Authored by rtereshin on Jul 14 2018, 10:08 AM.

Details

Summary

This is mostly a preparation work for adding a limited support for select instructions.
It proved to be difficult to do due to size and irregularity of Vectorizer::isConsecutiveAccess,
this is fixed here I believe.

It also turned out that these changes make it simpler to finish one of the TODOs and fix a number of other small issues, namely:

  1. Looking through bitcasts to a type of a different size (requires careful tracking of the original load/store size and some math converting sizes in bytes to expected differences in indices of GEPs).
  2. Reusing partial analysis of pointers done by first attempt in proving them consecutive instead of starting from scratch. This added limited support for nested GEPs co-existing with difficult sext/zext instructions. This also required a careful handling of negative differences between constant parts of offsets.
  3. Handing a case where the first pointer index is not an add, but something else (a function parameter for instance).

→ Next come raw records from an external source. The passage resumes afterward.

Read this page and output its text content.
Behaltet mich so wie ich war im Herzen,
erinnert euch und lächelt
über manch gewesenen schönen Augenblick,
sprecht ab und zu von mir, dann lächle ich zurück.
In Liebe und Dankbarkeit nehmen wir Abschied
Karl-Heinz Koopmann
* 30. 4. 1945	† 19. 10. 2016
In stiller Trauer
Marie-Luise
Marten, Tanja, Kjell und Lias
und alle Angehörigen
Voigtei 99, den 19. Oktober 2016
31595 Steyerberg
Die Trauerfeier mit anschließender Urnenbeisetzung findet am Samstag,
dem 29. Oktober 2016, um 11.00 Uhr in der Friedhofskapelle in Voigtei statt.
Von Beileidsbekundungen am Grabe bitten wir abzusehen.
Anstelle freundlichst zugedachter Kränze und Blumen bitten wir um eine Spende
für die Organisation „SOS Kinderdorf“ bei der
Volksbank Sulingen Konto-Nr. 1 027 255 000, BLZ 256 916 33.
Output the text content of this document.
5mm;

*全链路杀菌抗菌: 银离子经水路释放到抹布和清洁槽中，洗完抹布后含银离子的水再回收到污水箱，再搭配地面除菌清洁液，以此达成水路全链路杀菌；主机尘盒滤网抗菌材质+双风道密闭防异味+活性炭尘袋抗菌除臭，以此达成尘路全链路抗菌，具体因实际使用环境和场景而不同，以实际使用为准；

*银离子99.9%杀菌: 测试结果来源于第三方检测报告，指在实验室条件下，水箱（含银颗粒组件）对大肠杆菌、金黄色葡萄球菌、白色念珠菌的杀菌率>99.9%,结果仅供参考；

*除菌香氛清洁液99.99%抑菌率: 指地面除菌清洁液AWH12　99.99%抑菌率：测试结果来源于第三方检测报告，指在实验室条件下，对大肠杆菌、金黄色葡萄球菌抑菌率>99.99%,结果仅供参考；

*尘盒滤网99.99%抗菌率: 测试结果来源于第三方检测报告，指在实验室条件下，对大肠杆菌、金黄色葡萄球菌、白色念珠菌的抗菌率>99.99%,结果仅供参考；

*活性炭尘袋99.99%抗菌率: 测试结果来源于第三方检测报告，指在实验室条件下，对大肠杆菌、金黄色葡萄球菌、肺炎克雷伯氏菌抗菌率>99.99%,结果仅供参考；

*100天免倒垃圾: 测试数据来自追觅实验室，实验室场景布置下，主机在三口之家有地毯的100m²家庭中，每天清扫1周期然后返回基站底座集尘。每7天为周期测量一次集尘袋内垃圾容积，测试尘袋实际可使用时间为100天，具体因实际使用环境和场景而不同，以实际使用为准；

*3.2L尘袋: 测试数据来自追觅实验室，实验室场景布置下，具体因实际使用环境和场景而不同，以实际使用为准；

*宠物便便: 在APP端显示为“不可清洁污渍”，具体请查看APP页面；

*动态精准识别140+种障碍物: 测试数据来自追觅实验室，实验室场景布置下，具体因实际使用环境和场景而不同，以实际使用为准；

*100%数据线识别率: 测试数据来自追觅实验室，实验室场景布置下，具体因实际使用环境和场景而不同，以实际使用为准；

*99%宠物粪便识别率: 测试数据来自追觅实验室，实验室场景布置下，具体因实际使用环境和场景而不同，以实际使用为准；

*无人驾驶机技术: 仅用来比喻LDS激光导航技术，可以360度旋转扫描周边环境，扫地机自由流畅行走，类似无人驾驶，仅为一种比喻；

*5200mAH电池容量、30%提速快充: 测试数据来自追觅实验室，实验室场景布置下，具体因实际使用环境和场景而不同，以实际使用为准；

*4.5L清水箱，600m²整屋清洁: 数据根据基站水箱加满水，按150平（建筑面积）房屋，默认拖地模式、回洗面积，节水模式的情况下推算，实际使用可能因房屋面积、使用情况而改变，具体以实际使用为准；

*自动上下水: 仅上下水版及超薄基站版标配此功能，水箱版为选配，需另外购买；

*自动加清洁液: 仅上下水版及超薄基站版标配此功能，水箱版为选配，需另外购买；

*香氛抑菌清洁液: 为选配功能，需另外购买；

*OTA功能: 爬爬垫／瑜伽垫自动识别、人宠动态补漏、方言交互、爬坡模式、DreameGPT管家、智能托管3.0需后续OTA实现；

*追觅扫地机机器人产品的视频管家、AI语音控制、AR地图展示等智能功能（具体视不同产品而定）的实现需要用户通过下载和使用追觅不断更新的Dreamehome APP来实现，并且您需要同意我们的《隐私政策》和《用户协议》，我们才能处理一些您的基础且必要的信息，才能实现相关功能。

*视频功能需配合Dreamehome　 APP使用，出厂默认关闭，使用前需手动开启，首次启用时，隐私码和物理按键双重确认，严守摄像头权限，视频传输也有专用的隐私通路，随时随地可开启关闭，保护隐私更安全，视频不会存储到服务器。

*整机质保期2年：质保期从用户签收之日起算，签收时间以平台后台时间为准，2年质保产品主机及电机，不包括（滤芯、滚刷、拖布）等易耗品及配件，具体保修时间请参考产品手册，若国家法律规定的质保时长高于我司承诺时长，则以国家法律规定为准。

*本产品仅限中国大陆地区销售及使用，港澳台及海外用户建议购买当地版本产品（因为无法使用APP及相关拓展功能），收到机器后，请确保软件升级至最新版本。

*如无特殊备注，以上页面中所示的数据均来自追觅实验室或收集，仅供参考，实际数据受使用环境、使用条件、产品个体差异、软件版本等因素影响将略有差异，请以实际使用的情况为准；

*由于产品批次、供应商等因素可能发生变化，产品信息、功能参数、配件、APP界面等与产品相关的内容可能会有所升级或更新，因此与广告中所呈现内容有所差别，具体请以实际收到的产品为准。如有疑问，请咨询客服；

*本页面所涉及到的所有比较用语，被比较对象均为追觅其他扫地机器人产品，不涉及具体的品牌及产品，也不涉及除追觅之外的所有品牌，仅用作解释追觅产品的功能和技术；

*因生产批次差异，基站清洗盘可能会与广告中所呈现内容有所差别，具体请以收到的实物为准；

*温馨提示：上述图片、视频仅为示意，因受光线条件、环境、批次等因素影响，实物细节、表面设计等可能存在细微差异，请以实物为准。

I observe an increased number of successful vectorizations on a large set of shader programs. Only few shaders are affected, but those that are affected sport >5% less loads and stores than before the patch.

The selects patch is coming soon.

This is related to but independent of https://reviews.llvm.org/D48853 ("[SCEV] Add zext(C + x + ...) -> D + zext(C-D + x + ...)<nuw> transform"), also improving LoadStoreVectorizer.

Diff Detail

Repository
rL LLVM

Event Timeline

rtereshin created this revision.Jul 14 2018, 10:08 AM
rampitec added inline comments.Jul 16 2018, 10:32 AM
lib/Transforms/Vectorize/LoadStoreVectorizer.cpp
394–395

I do not think this can happen. There is a convention to have constant operand always at the last position in a commutative operation. Do you see it in a real world example or just in the artificially crafted testcase?

rtereshin added inline comments.Jul 16 2018, 10:54 AM
lib/Transforms/Vectorize/LoadStoreVectorizer.cpp
394–395

In the artificial one only. I will remove the case from the patch and the test.

rtereshin updated this revision to Diff 155762.Jul 16 2018, 2:18 PM
rtereshin edited the summary of this revision. (Show Details)

Removing the "4. Handling a case where the sext/zext's operand is not add %x, C, but add C, %x, where C is a constant." case handling code and updating the test correspondingly.

This revision is now accepted and ready to land.Jul 16 2018, 2:20 PM
arsenm added inline comments.Jul 16 2018, 2:24 PM
lib/Transforms/Vectorize/LoadStoreVectorizer.cpp
339

Needs better name

test/Transforms/LoadStoreVectorizer/AMDGPU/gep-bitcast.ll
62

Why was the new dropped here?

rtereshin added inline comments.Jul 16 2018, 2:55 PM
lib/Transforms/Vectorize/LoadStoreVectorizer.cpp
339

Any suggestions?

test/Transforms/LoadStoreVectorizer/AMDGPU/gep-bitcast.ll
62

We don't need to know that add i32 %base, C0 doesn't wrap if we know that add n[su]w i32 %base, C1 doesn't wrap and 0 <= C0 <= C1. Vectorizer::isConsecutiveAccess is able to notice and exploit this fact in some cases (w/ and w/o this patch). I don't want to regress on it. Perhaps it's better if we also change the offsets in this test from 0, 4, 8, 12 to something non-zero based, like 4, 8, 12, 16.

rtereshin updated this revision to Diff 155787.Jul 16 2018, 4:37 PM
  1. Renaming tryHarder to lookThroughComplexAddresses
  2. Adding nuw flag back to the first pointer in the pre-existing test

I've noticed that one of tests I've added partly tests what I wanted to test anyway so this is fine.